Required for scorer_type=code. Python script that returns a float 0-1 or JSON {score, note}.

reference_answersstring[]?

One reference per prompt. For LLMs: keyword overlap. For embedding models: cosine similarity reference.

thresholdnumber?

Pass threshold. Default 0.5 for LLMs, 0.7 for embedding models.

temperaturenumber?

LLM only. 0 = greedy. Ignored for embedding models.

Scorer types

The two scorer types differ in how much of the evaluation logic you own. Semantic similarity handles the comparison automatically. Code hands you the raw variables and expects a number back.

01semantic similarity

LLM

Keyword overlap between generated response and reference answers. Pass reference_answers with one string per prompt.

Embed

Cosine similarity between the prompt embedding and a reference embedding. Pass reference_answers as the reference texts.

02custom Python scorer

LLM

A Python script you write. Receives prompt, response, activations, features. Must print a float 0-1 or JSON {score, note} as the last line.

Embed

A Python script you write. Receives prompt and embedding (np.ndarray). Can compare against reference_embedding if provided.

For the code scorer, LLM variables are prompt, response, activations, and features. Embedding model variables are prompt, embedding (np.ndarray), and reference_embedding. The script must print a float 0-1 or a JSON object with score and note as its last output line. Anything before that is treated as logging.

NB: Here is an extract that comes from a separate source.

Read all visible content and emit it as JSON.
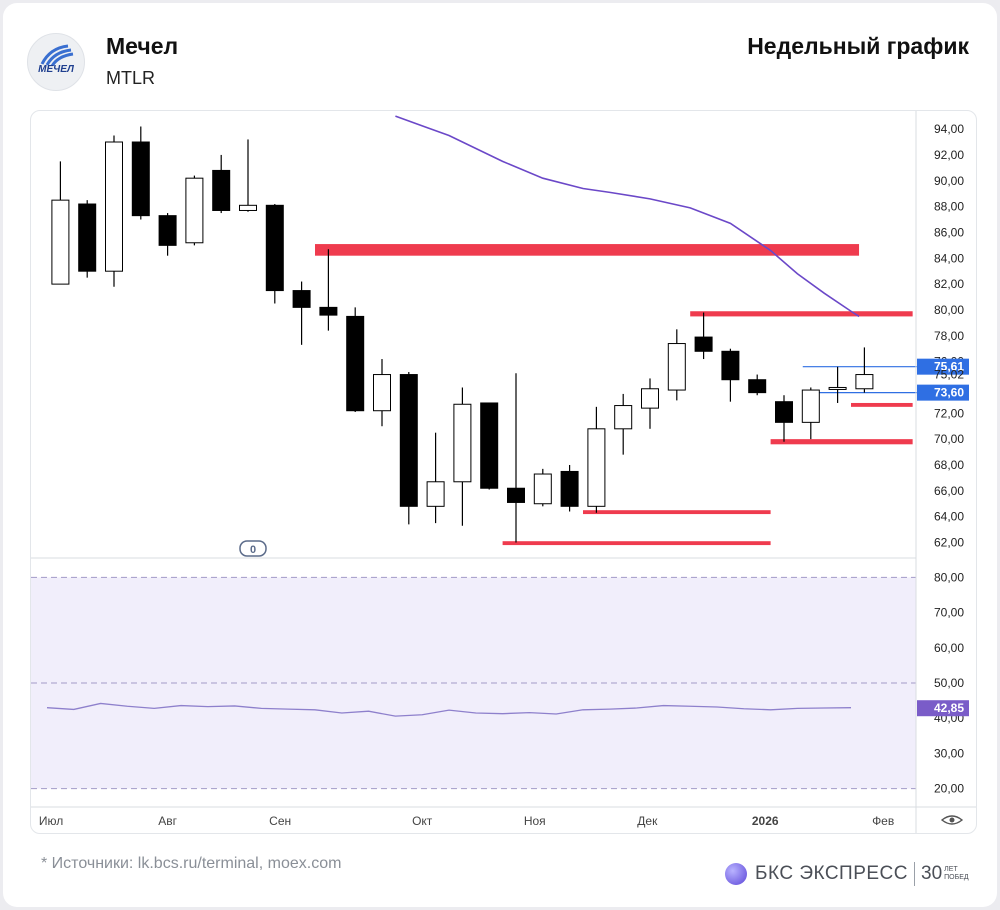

The code scorer can access activations directly, which means custom evals can measure properties of internal representations, not just surface outputs. A scorer that checks whether a specific SAE feature activated above threshold on the generated response is two lines of Python. That kind of mechanistic criterion is not available to any external eval harness.

Benchmark suites

Individual eval cards answer narrow questions. A suite answers a broader one: how does this model perform across a coherent set of concerns? build_benchmark_suite assembles multiple eval results, built-in or custom, into a named suite with a composite score. Each eval entry carries a weight, and the composite is the weighted average. The suite is also spawn-only, so it runs after the constituent evals have finished.

Weights encode judgment about relative importance. A safety audit might weight suppression at 1.5 and a one-off custom eval at 0.8, reflecting that suppression failures matter more to the deployment decision than the narrow custom signal does. The weight is visible in the card so the tradeoff is explicit.

Reading results

Scores are relative to the generated prompt suite, so they are not directly comparable to published leaderboard numbers unless you explicitly request a named standardized benchmark. The most reliable use is within-session comparison: run the same request against two models or checkpoints and compare rank order, not absolute values.

A low score is a starting point, not a verdict. A reasoning score of 67% driven by spatial failures is a different problem from one driven by arithmetic failures. A follow-up benchmark scoped to the sub-type disambiguates in one additional request. For custom evals, a low score on a code scorer that reads activations is also a prompt to dig into the attribution system, because the behavioral signal and the mechanistic signal are already pointing at the same session.

01next-token probability

factual recall, cloze, MCQ

Log-probability on the target token. No generation required.

02execution-based pass@1

code generation, function completion

Generated code run against a test suite. First-attempt pass rate.

03reference-based ROUGE-L

summarization, translation

LCS between output and reference as a proxy for content coverage.

04binary pass rate

refusal, safety

Fraction of prompts producing the expected refusal. Threshold configurable.